Vamos ouvir, debater e, assim, construir políticas para as artes que respondem aos desafios do século XXI. Junto, vamos repensar a Funarte porque, como instituição, ela está num estado lamentável. A gente precisa saber qual deve ser o papel do Estado junto à música, à dança, ao teatro, ao circo, à literatura. Cada linguagem tem seus estrangulamentos e desafios. No caso da música, por exemplo, a indústria se desorganizou quase completamente. E a música floresce no Brasil inteiro, as pessoas estão produzindo, mas não há estruturas de visibilização e comercialização. E o comércio pela internet, hoje a economia mais poderosa da música, não paga direito autoral corretamente.

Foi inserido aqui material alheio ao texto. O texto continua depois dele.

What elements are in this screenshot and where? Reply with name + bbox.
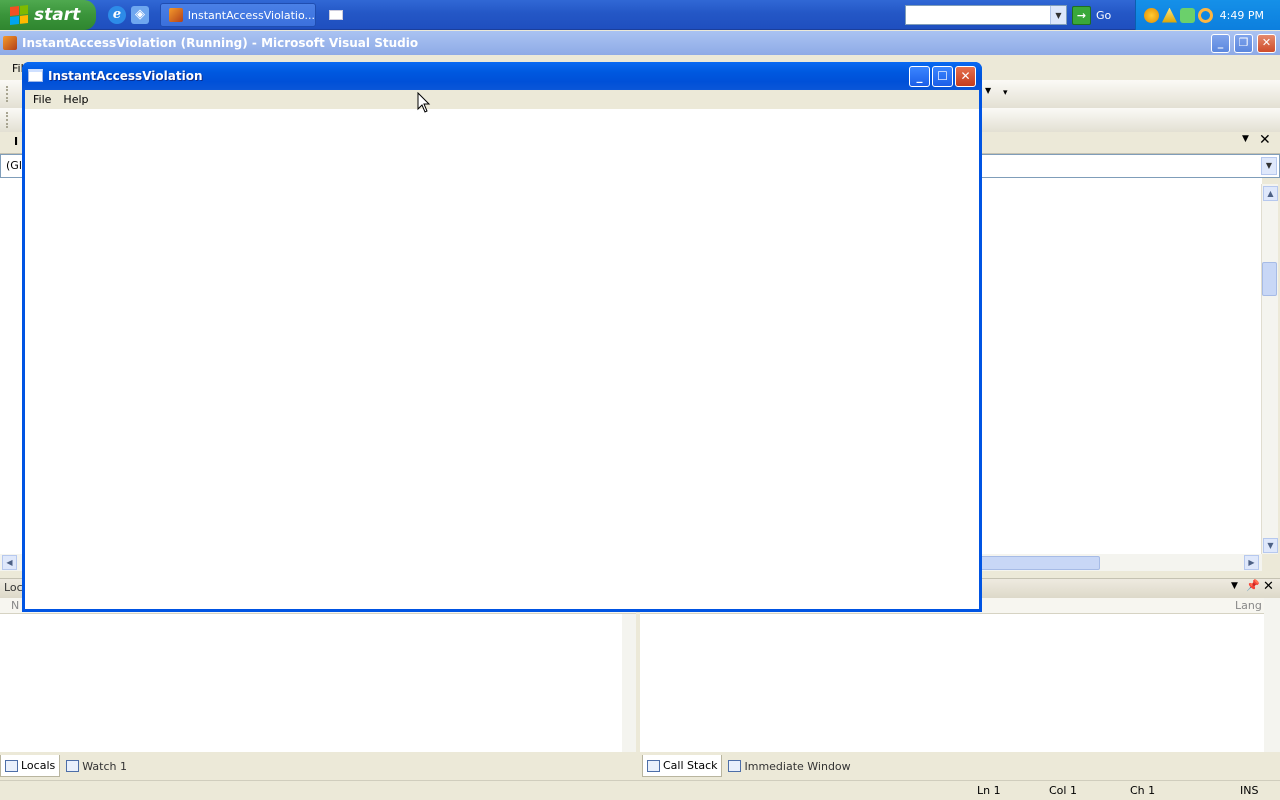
system-tray: 4:49 PM	[1135, 0, 1280, 30]
tab-locals-label: Locals	[21, 759, 56, 772]
visual-studio-icon	[3, 36, 17, 50]
editor-vertical-scroll-thumb[interactable]	[1262, 262, 1277, 296]
go-label: Go	[1096, 8, 1112, 22]
menu-help[interactable]: Help	[57, 93, 94, 106]
search-icon[interactable]	[1198, 7, 1213, 23]
editor-horizontal-scroll-thumb[interactable]	[980, 556, 1100, 570]
app-close-button[interactable]: ✕	[955, 66, 976, 87]
vs-maximize-button[interactable]: ❐	[1234, 34, 1253, 53]
chevron-down-icon[interactable]: ▼	[1242, 134, 1249, 144]
task-button-label: InstantAccessViolatio...	[187, 8, 315, 22]
callstack-list[interactable]	[640, 614, 1264, 752]
chevron-down-icon[interactable]: ▼	[1231, 581, 1238, 591]
call-stack-icon	[647, 759, 660, 772]
toolbar-overflow-icon[interactable]: ▾	[1003, 88, 1008, 98]
status-insert-mode: INS	[1240, 784, 1259, 797]
security-alert-icon[interactable]	[1162, 7, 1177, 23]
pin-icon[interactable]: 📌	[1246, 579, 1260, 592]
window-icon	[28, 69, 43, 82]
start-label: start	[34, 5, 81, 25]
tab-immediate-window[interactable]: Immediate Window	[724, 755, 854, 777]
tab-watch-label: Watch 1	[82, 759, 127, 773]
scroll-up-icon[interactable]: ▲	[1263, 186, 1278, 201]
internet-explorer-icon[interactable]: e	[108, 6, 126, 24]
window-icon	[329, 10, 343, 20]
locals-scrollbar[interactable]	[622, 614, 636, 752]
arrow-right-icon: →	[1072, 5, 1091, 25]
vs-title: InstantAccessViolation (Running) - Micro…	[22, 36, 419, 50]
toolbar-grip-icon[interactable]	[6, 112, 9, 128]
network-icon[interactable]	[1180, 7, 1195, 23]
go-button[interactable]: → Go	[1072, 5, 1118, 25]
callstack-scrollbar[interactable]	[1264, 598, 1280, 752]
status-line: Ln 1	[977, 784, 1001, 797]
clock: 4:49 PM	[1219, 8, 1264, 22]
debug-tabs-right: Call Stack Immediate Window	[642, 754, 855, 778]
vs-minimize-button[interactable]: _	[1211, 34, 1230, 53]
mouse-pointer-icon	[417, 92, 431, 113]
chevron-down-icon[interactable]: ▼	[1261, 157, 1277, 175]
app-title-bar[interactable]: InstantAccessViolation	[22, 62, 982, 90]
windows-logo-icon	[10, 5, 28, 25]
close-icon[interactable]: ✕	[1259, 132, 1271, 148]
status-bar: Ln 1 Col 1 Ch 1 INS	[0, 780, 1280, 800]
scroll-down-icon[interactable]: ▼	[1263, 538, 1278, 553]
debug-tabs-left: Locals Watch 1	[0, 754, 131, 778]
locals-column-name[interactable]: N	[11, 599, 19, 612]
tab-locals[interactable]: Locals	[0, 755, 61, 777]
taskbar: start e ◈ InstantAccessViolatio... ▼ → G…	[0, 0, 1280, 30]
taskbar-window-button[interactable]	[322, 3, 350, 27]
tab-call-stack-label: Call Stack	[663, 759, 718, 772]
watch-icon	[66, 760, 80, 772]
tray-app-icon[interactable]	[1144, 7, 1159, 23]
status-char: Ch 1	[1130, 784, 1156, 797]
chevron-down-icon[interactable]: ▼	[1050, 6, 1066, 24]
scroll-left-icon[interactable]: ◀	[2, 555, 17, 570]
scroll-right-icon[interactable]: ▶	[1244, 555, 1259, 570]
vs-title-bar: InstantAccessViolation (Running) - Micro…	[0, 31, 1280, 55]
callstack-column-language[interactable]: Lang	[1235, 599, 1262, 612]
menu-file[interactable]: File	[27, 93, 57, 106]
taskbar-task-button[interactable]: InstantAccessViolatio...	[160, 3, 316, 27]
close-icon[interactable]: ✕	[1263, 579, 1274, 594]
tab-call-stack[interactable]: Call Stack	[642, 755, 723, 777]
show-desktop-icon[interactable]: ◈	[131, 6, 149, 24]
locals-list[interactable]	[0, 614, 622, 752]
tab-watch-1[interactable]: Watch 1	[62, 755, 131, 777]
start-button[interactable]: start	[0, 0, 96, 30]
chevron-down-icon[interactable]: ▼	[985, 86, 999, 100]
vs-close-button[interactable]: ✕	[1257, 34, 1276, 53]
editor-vertical-scrollbar[interactable]: ▲ ▼	[1261, 184, 1278, 554]
app-title: InstantAccessViolation	[48, 69, 203, 83]
app-client-area[interactable]	[25, 109, 979, 609]
document-tab[interactable]: I	[14, 135, 18, 148]
immediate-window-icon	[728, 760, 742, 772]
address-input[interactable]: ▼	[905, 5, 1067, 25]
tab-immediate-label: Immediate Window	[744, 759, 851, 773]
status-column: Col 1	[1049, 784, 1077, 797]
app-menubar: File Help	[25, 90, 979, 109]
app-window: InstantAccessViolation _ ☐ ✕ File Help	[22, 62, 982, 612]
app-maximize-button[interactable]: ☐	[932, 66, 953, 87]
app-minimize-button[interactable]: _	[909, 66, 930, 87]
locals-icon	[5, 759, 18, 772]
visual-studio-icon	[169, 8, 183, 22]
toolbar-grip-icon[interactable]	[6, 86, 9, 102]
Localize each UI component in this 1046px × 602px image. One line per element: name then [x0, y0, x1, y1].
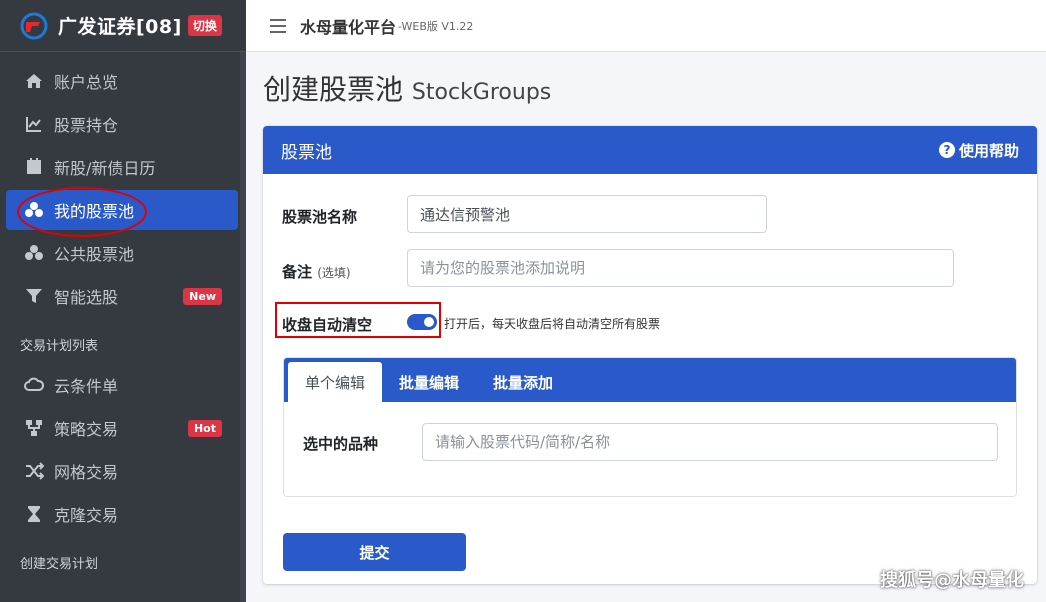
sidebar-item-label: 我的股票池 — [54, 202, 135, 221]
broker-name: 广发证券[08] — [58, 16, 182, 38]
note-label-text: 备注 — [282, 263, 313, 281]
sidebar-item-public-stock-pool[interactable]: 公共股票池 — [6, 233, 238, 273]
hot-badge: Hot — [187, 419, 222, 437]
sidebar-nav: 账户总览 股票持仓 新股/新债日历 我的股票池 公共股票池 智能选股 New 交… — [0, 52, 246, 580]
question-circle-icon: ? — [938, 142, 955, 158]
sidebar-item-label: 策略交易 — [54, 420, 119, 439]
app-version: -WEB版 V1.22 — [398, 19, 474, 33]
pool-name-input[interactable] — [407, 195, 767, 233]
help-link-label: 使用帮助 — [958, 141, 1019, 160]
tab-batch-add[interactable]: 批量添加 — [476, 362, 570, 402]
sidebar-section-header: 交易计划列表 — [20, 339, 99, 354]
sidebar-item-label: 股票持仓 — [54, 116, 119, 135]
page-title-cn: 创建股票池 — [263, 73, 404, 106]
toggle-knob — [424, 317, 434, 327]
sidebar-item-cloud-orders[interactable]: 云条件单 — [6, 365, 238, 405]
brand: 广发证券[08] 切换 — [0, 0, 246, 52]
stock-pool-card: 股票池 ? 使用帮助 股票池名称 备注 (选填) 收盘自动清空 打开后，每天收盘… — [263, 126, 1037, 584]
sidebar-item-label: 新股/新债日历 — [54, 159, 156, 178]
sidebar-item-grid-trading[interactable]: 网格交易 — [6, 451, 238, 491]
symbol-search-input[interactable] — [422, 423, 998, 461]
sidebar-item-account-overview[interactable]: 账户总览 — [6, 61, 238, 101]
menu-toggle-icon[interactable] — [270, 18, 286, 33]
new-badge: New — [183, 287, 222, 305]
filter-icon — [24, 286, 44, 306]
note-input[interactable] — [407, 249, 954, 287]
sidebar-item-label: 公共股票池 — [54, 245, 135, 264]
cubes-icon — [24, 200, 44, 220]
line-chart-icon — [24, 114, 44, 134]
sidebar-item-positions[interactable]: 股票持仓 — [6, 104, 238, 144]
sidebar-item-label: 克隆交易 — [54, 506, 119, 525]
app-title: 水母量化平台 — [300, 17, 397, 37]
note-label: 备注 (选填) — [282, 261, 351, 282]
cloud-icon — [24, 375, 44, 395]
card-title: 股票池 — [281, 142, 332, 163]
sitemap-icon — [24, 418, 44, 438]
sidebar-item-label: 账户总览 — [54, 73, 119, 92]
calendar-icon — [24, 157, 44, 177]
top-navbar: 水母量化平台 -WEB版 V1.22 — [246, 0, 1046, 52]
switch-account-button[interactable]: 切换 — [187, 15, 222, 36]
sidebar-item-strategy-trading[interactable]: 策略交易 Hot — [6, 408, 238, 448]
sidebar-item-clone-trading[interactable]: 克隆交易 — [6, 494, 238, 534]
sidebar: 广发证券[08] 切换 账户总览 股票持仓 新股/新债日历 我的股票池 公共股票… — [0, 0, 246, 602]
sidebar-item-ipo-calendar[interactable]: 新股/新债日历 — [6, 147, 238, 187]
home-icon — [24, 71, 44, 91]
auto-clear-toggle[interactable] — [407, 314, 437, 330]
sidebar-item-my-stock-pool[interactable]: 我的股票池 — [6, 190, 238, 230]
tabs-bar: 单个编辑 批量编辑 批量添加 — [284, 358, 1016, 402]
tab-batch-edit[interactable]: 批量编辑 — [382, 362, 476, 402]
sidebar-item-label: 智能选股 — [54, 288, 119, 307]
cubes-icon — [24, 243, 44, 263]
submit-button[interactable]: 提交 — [283, 533, 466, 571]
selected-symbol-label: 选中的品种 — [303, 435, 379, 453]
sidebar-item-label: 云条件单 — [54, 377, 119, 396]
random-icon — [24, 461, 44, 481]
hourglass-icon — [24, 504, 44, 524]
card-header: 股票池 ? 使用帮助 — [263, 126, 1037, 174]
pool-name-label: 股票池名称 — [282, 208, 358, 226]
broker-logo-icon — [20, 12, 48, 40]
sidebar-section-header: 创建交易计划 — [20, 557, 99, 572]
note-optional-hint: (选填) — [317, 266, 351, 280]
page-title: 创建股票池 StockGroups — [263, 68, 551, 108]
edit-tabs-card: 单个编辑 批量编辑 批量添加 选中的品种 — [283, 357, 1017, 497]
page-title-en: StockGroups — [411, 80, 552, 105]
watermark: 搜狐号@水母量化 — [880, 570, 1024, 591]
sidebar-item-smart-screener[interactable]: 智能选股 New — [6, 276, 238, 316]
sidebar-item-label: 网格交易 — [54, 463, 119, 482]
auto-clear-label: 收盘自动清空 — [282, 316, 373, 334]
tab-single-edit[interactable]: 单个编辑 — [288, 362, 383, 402]
auto-clear-help-text: 打开后，每天收盘后将自动清空所有股票 — [444, 317, 661, 331]
help-link[interactable]: ? 使用帮助 — [938, 140, 1019, 161]
main-content: 创建股票池 StockGroups 股票池 ? 使用帮助 股票池名称 备注 (选… — [246, 52, 1046, 602]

O ministério pretende entrar na briga por pagamento de direitos na web?
A lei sobre direito autoral que foi aprovada nos dá responsabilidade de reestruturar o sistema de fiscalização e acompanhamento do direito autoral. No caso da internet, inclusive, não cabe ao Ecad (Escritório Central de Arrecadação e Distribuição) fazer a arrecadação, então um dos temas que discutimos com os músicos é a necessidade de um modelo pra garantir o direito dos músicos no Brasil.
‘A gente precisa saber qual deve ser o papel do Estado junto à música, à dança, ao teatro, ao circo…’
Com criação de um órgão regulador?
Pode ser. Não quero adiantar esse assunto porque há inclusive posições diferentes entre os músicos. Estamos discutindo e vamos definir um modelo com os artistas. E também interferir nos órgãos internacionais. Outros países vivem o mesmo problema. Então, a gente quer ajudar a criar uma ordem mundial que garanta que a economia da internet pague direito autoral. Vamos debater com ONU, Unesco, Ompi (Organização Mundial da Propriedade Intelectual) e também com América Latina, Mercosul.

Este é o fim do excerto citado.